A nova crítica tem assim como finalidade elevar à consciência pública a necessidade de reconstruir o espaço político da contestação social. Nosso projeto detecta de antemão os inimigos que avançam à cabeça das forças do sistema do capital. Em primeiro lugar, a esquerda liberal, o pseudo-socialismo laranja que gere os "valores progressistas" a serviço do dispositivo sionista. Em segundo lugar, a esquerda radical de caráter marxista ou anarquista, coberta de podridão até as orelhas e incapaz de denunciar a traição dos reformistas sem cair no ridículo e na ignomínia: a lembrança oportuna do gulag e das fomes genocidas planificadas pelo Estado socialista.
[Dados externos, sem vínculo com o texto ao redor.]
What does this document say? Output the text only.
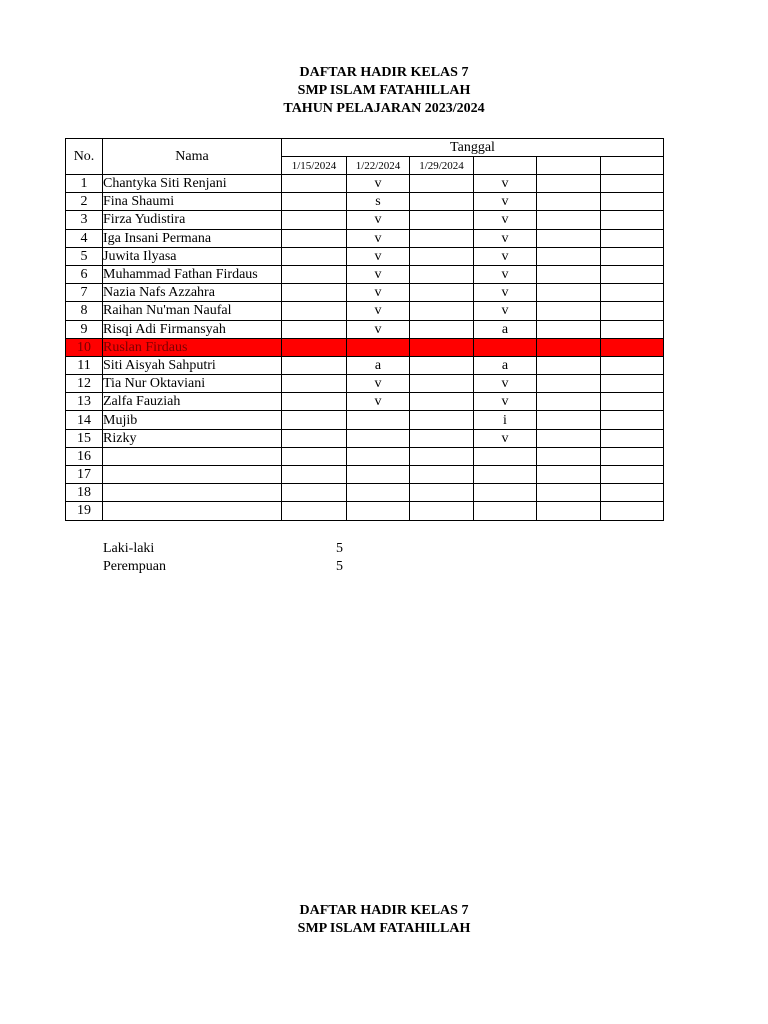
DAFTAR HADIR KELAS 7
SMP ISLAM FATAHILLAH
TAHUN PELAJARAN 2023/2024
No.	Nama	Tanggal					
		1/15/2024	1/22/2024	1/29/2024			
1	Chantyka Siti Renjani		v		v		
2	Fina Shaumi		s		v		
3	Firza Yudistira		v		v		
4	Iga Insani Permana		v		v		
5	Juwita Ilyasa		v		v		
6	Muhammad Fathan Firdaus		v		v		
7	Nazia Nafs Azzahra		v		v		
8	Raihan Nu'man Naufal		v		v		
9	Risqi Adi Firmansyah		v		a		
10	Ruslan Firdaus						
11	Siti Aisyah Sahputri		a		a		
12	Tia Nur Oktaviani		v		v		
13	Zalfa Fauziah		v		v		
14	Mujib				i		
15	Rizky				v		
16							
17							
18							
19							
Laki-laki	5
Perempuan	5
DAFTAR HADIR KELAS 7
SMP ISLAM FATAHILLAH
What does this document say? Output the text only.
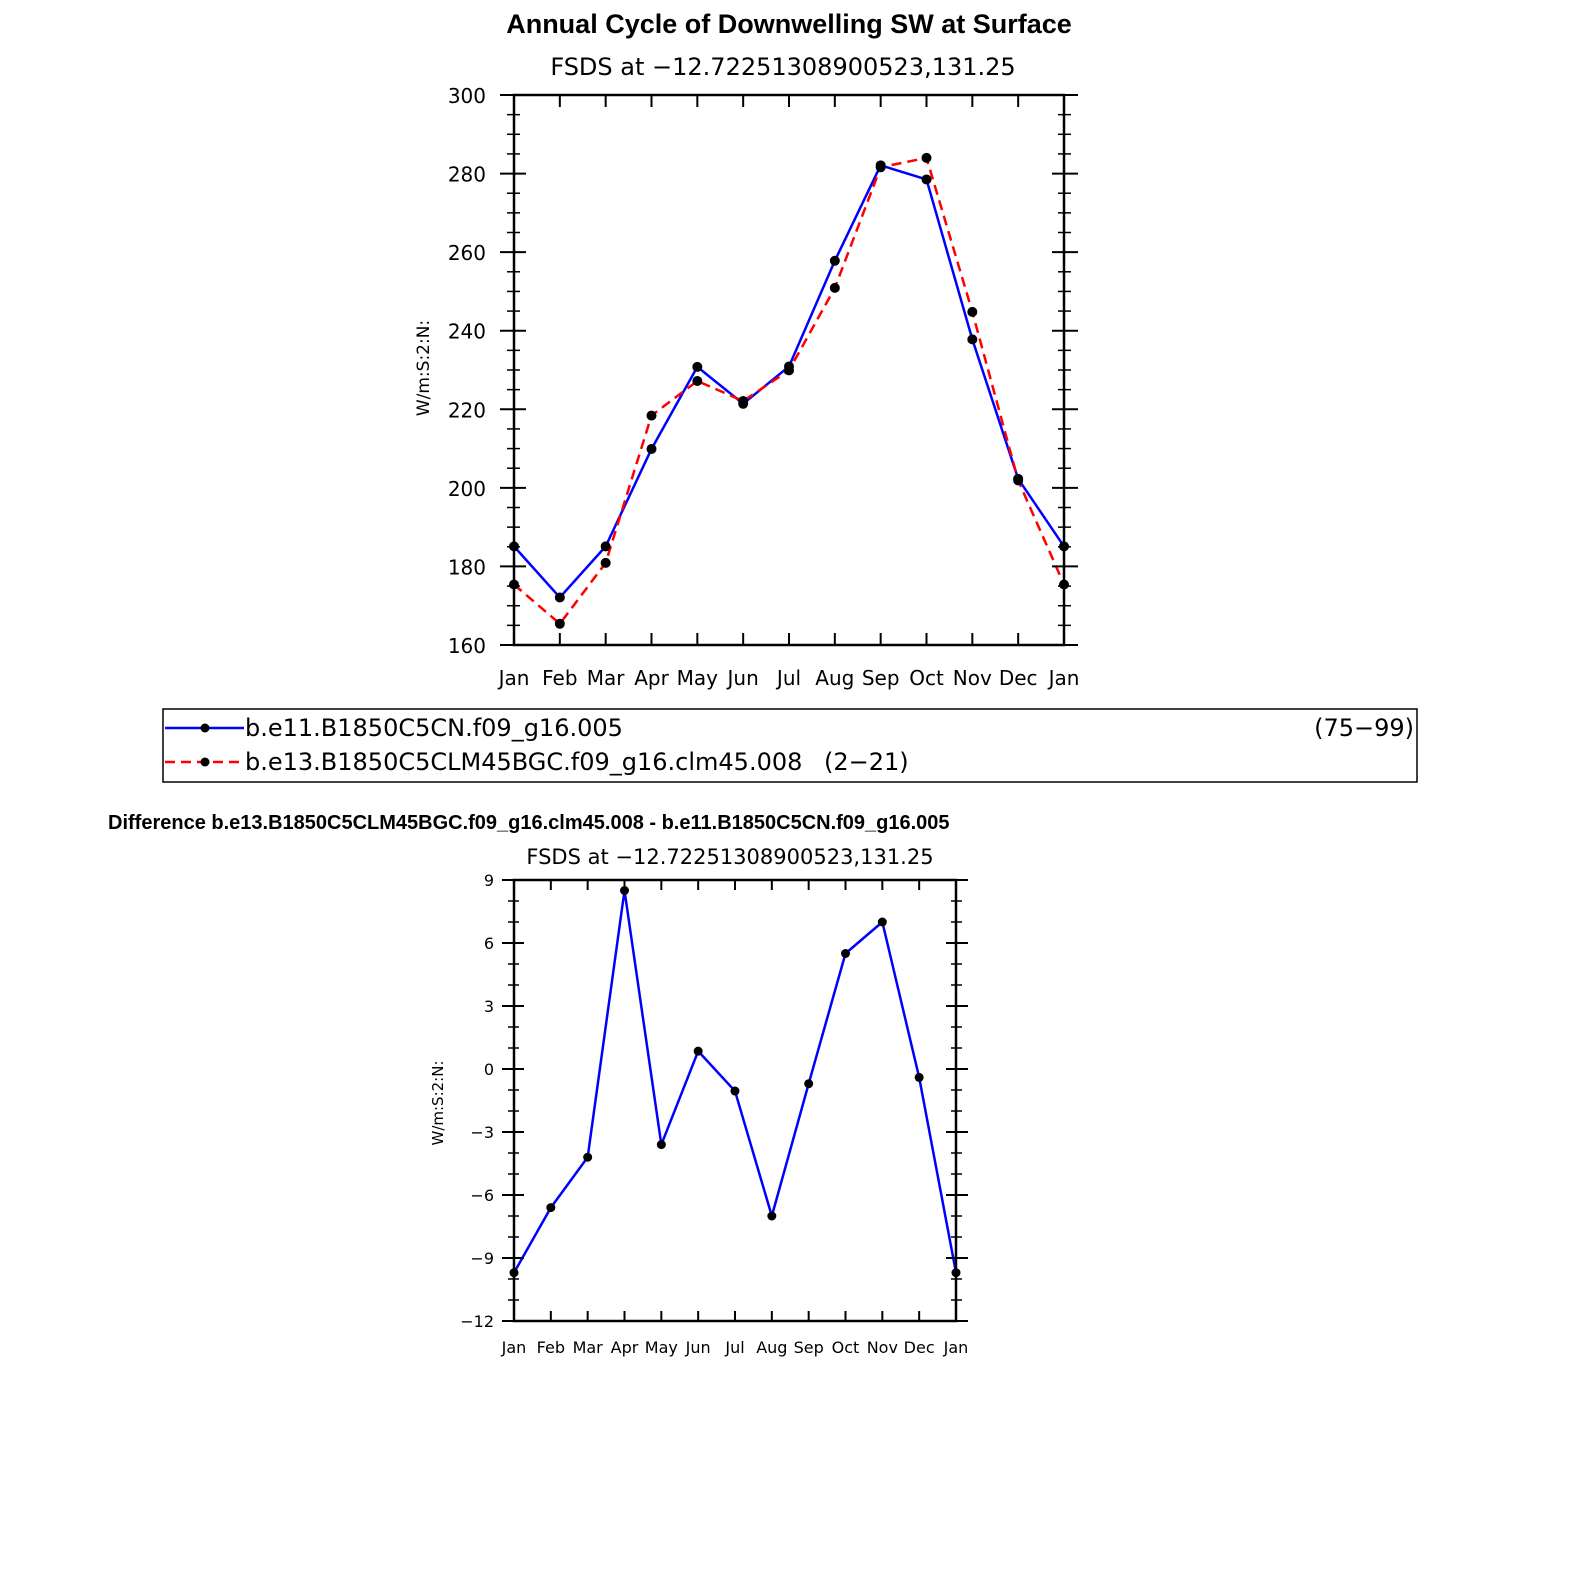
Annual Cycle of Downwelling SW at Surface
FSDS at −12.72251308900523,131.25
W/m:S:2:N:
Jan Feb Mar Apr May Jun Jul Aug Sep Oct Nov Dec Jan
160
180
200
220
240
260
280
300
b.e11.B1850C5CN.f09_g16.005	(75−99)
b.e13.B1850C5CLM45BGC.f09_g16.clm45.008 (2−21)
Difference b.e13.B1850C5CLM45BGC.f09_g16.clm45.008 - b.e11.B1850C5CN.f09_g16.005
FSDS at −12.72251308900523,131.25
W/m:S:2:N:
Jan Feb Mar Apr May Jun Jul Aug Sep Oct Nov Dec Jan
−12
−9
−6
−3
0
3
6
9
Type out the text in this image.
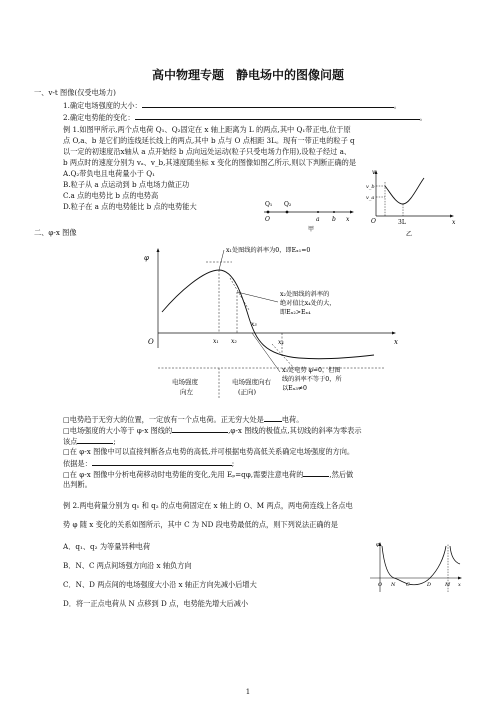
高中物理专题　静电场中的图像问题
一、v-t 图像(仅受电场力)
1.确定电场强度的大小：	。
2.确定电势能的变化：	。
例 1.如图甲所示,两个点电荷 Q₁、Q₂固定在 x 轴上距离为 L 的两点,其中 Q₁带正电,位于原
点 O,a、b 是它们的连线延长线上的两点,其中 b 点与 O 点相距 3L。现有一带正电的粒子 q
以一定的初速度沿x轴从 a 点开始经 b 点向远处运动(粒子只受电场力作用),设粒子经过 a、
b 两点时的速度分别为 vₐ、v_b,其速度随坐标 x 变化的图像如图乙所示,则以下判断正确的是
A.Q₂带负电且电荷量小于 Q₁
B.粒子从 a 点运动到 b 点电场力做正功
C.a 点的电势比 b 点的电势高
D.粒子在 a 点的电势能比 b 点的电势能大	Q₁ Q₂
O	a b x
甲
v
v_b
v_a
O	3L	x
乙
二、φ-x 图像
φ
O	x
x₁ x₂
x₃
x₄
x₁处图线的斜率为0，即Eₓ₁=0
x₂处图线的斜率的
绝对值比x₄处的大，
即Eₓ₂>Eₓ₄
x₃处电势 φ=0，但图
线的斜率不等于0，所
以Eₓ₃≠0
电场强度
向左
电场强度向右
(正向)
□电势趋于无穷大的位置，一定放有一个点电荷。正无穷大处是	电荷。
□电场强度的大小等于 φ-x 图线的	,φ-x 图线的极值点,其切线的斜率为零表示
该点	;
□在 φ-x 图像中可以直接判断各点电势的高低,并可根据电势高低关系确定电场强度的方向。
依据是：	;
□在 φ-x 图像中分析电荷移动时电势能的变化,先用 Eₚ=qφ,需要注意电荷的	,然后做
出判断。
例 2.两电荷量分别为 q₁ 和 q₂ 的点电荷固定在 x 轴上的 O、M 两点，两电荷连线上各点电
势 φ 随 x 变化的关系如图所示，其中 C 为 ND 段电势最低的点，则下列说法正确的是
A．q₁、q₂ 为等量异种电荷
B．N、C 两点间场强方向沿 x 轴负方向
C．N、D 两点间的电场强度大小沿 x 轴正方向先减小后增大
D．将一正点电荷从 N 点移到 D 点，电势能先增大后减小
φ
O N C	D	M x
1
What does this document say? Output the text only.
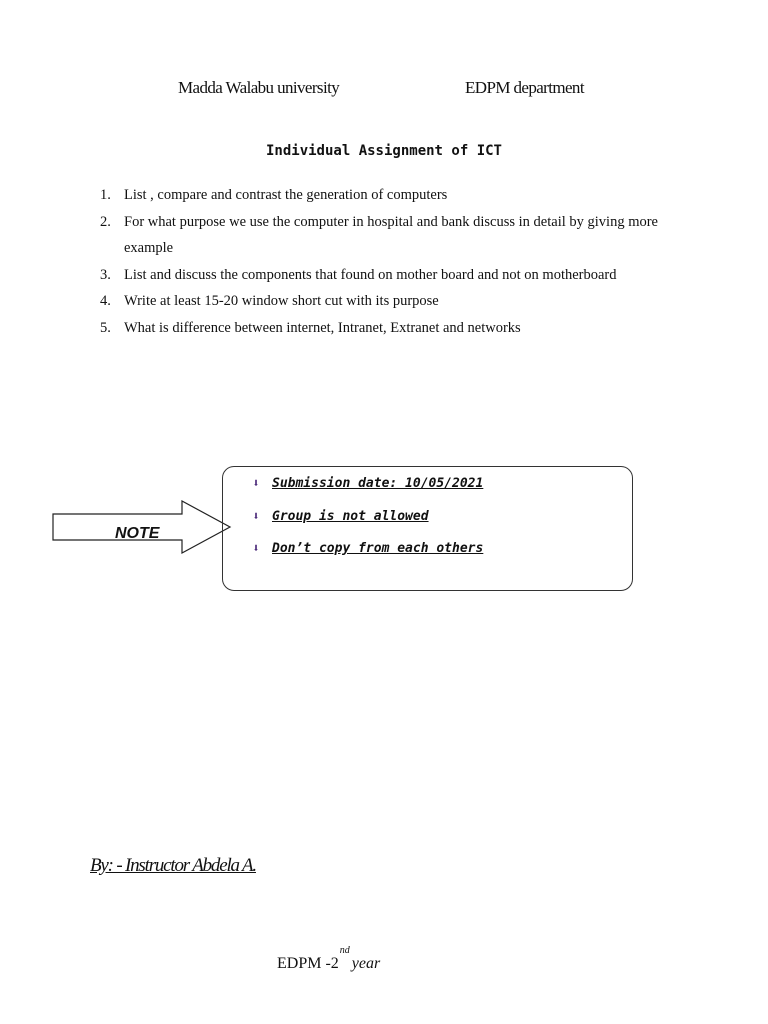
Madda Walabu university	EDPM department
Individual Assignment of ICT
1. List , compare and contrast the generation of computers
2. For what purpose we use the computer in hospital and bank discuss in detail by giving more example
3. List and discuss the components that found on mother board and not on motherboard
4. Write at least 15-20 window short cut with its purpose
5. What is difference between internet, Intranet, Extranet and networks
NOTE
⬇ Submission date: 10/05/2021
⬇ Group is not allowed
⬇ Don’t copy from each others
By: - Instructor Abdela A.
EDPM -2ndyear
Portanto, em termos estratégticos, o projeto de uma entidade (ens) política (a palavra "partido" pertence ao mundo burguês) somente poderá redundar em benefício dos valores de justiça, liberdade e verdade se redima o espaço da esquerda marxista desde posições críticas. O ataque central vai dirigido contra os valores utópicos e suas consequências genocidas. Depois, contra o marxismo enquanto teoria/práxis irracional e criminosa a serviço da profecia e contra a esquerda radical institucionalizada em forma de pequenas entidades sectárias, a esquerda revolucionária atual, encobertadora ativa de um passado vergonhoso. Finalmente, contra a esquerda liberal, enquanto depositária interessada da mentira profética global, consagrada por Hollywood, que, por fim, todos, vermelhos e laranjas, gerem em conjunto, cada qual desde sua atalia, mais nunca satisfeitos com as correspondentes recompensas: o grupúsculo da esquerda "vermelha" segue sendo a farisaica canteira de jovens com pedigree progressista sempre dispostos a fazer carreira nas instituições da esquerda "laranja".

Ainda assim, nosso labor teria fracassado se somente servisse para desacreditar à esquerda burguesa marxista. Observamos com preocupação como avança, por trás do liberalismo e oculta mutas vezes sob máscaras institucionais democráticas que o poder econômico - a suja verdade da doutrina liberal - criou ou sustentou em benefício próprio, uma mentalidade reacionária que cresce no humus dos discursos cínicos da oligarquia política, alheia a todo princípio ético e somente preocupada por sua perpetuação no exercício do poder. É um pseudo-fascismo dos fatos perfeitamente compatível com o antifascismo das palavras. Mentalidade de ultras sem escrúpulos que tentam aproveitar-se das contradições insolúveis da sociedade de consumo, de sua corrida enlouquecida para o esgotamento dos recursos planetários ou do grave problema da imigração, para ir contra a democracia. Esta ultra-direita de face mais ou menos descoberta existe já em toda a Europa e representa um verdadeiro perigo para as liberdades. Os operários votam Le Pen, somente este dado já deveria fazer refletir à esquerda clássica, porém a esgotada instituição utópica e acrítica não reage, permanece aprisionada entre a colabiração cínica com o Hollywood antifascista e o vício fanático e cego em um totalitarismo que já somente pode gaguejar suas clássicas consignas de´odio desde a cama do geriátrico. Atacar abertamente a mencionada disposição de forças, retirar as consequências últimas da evidente distinção entre liberalismo e democracia com os olhos postos na refundação do sistema democrático, tal deve ser o objeto político da nova crítica que a atual conjuntura histórica está pedindo a gritos.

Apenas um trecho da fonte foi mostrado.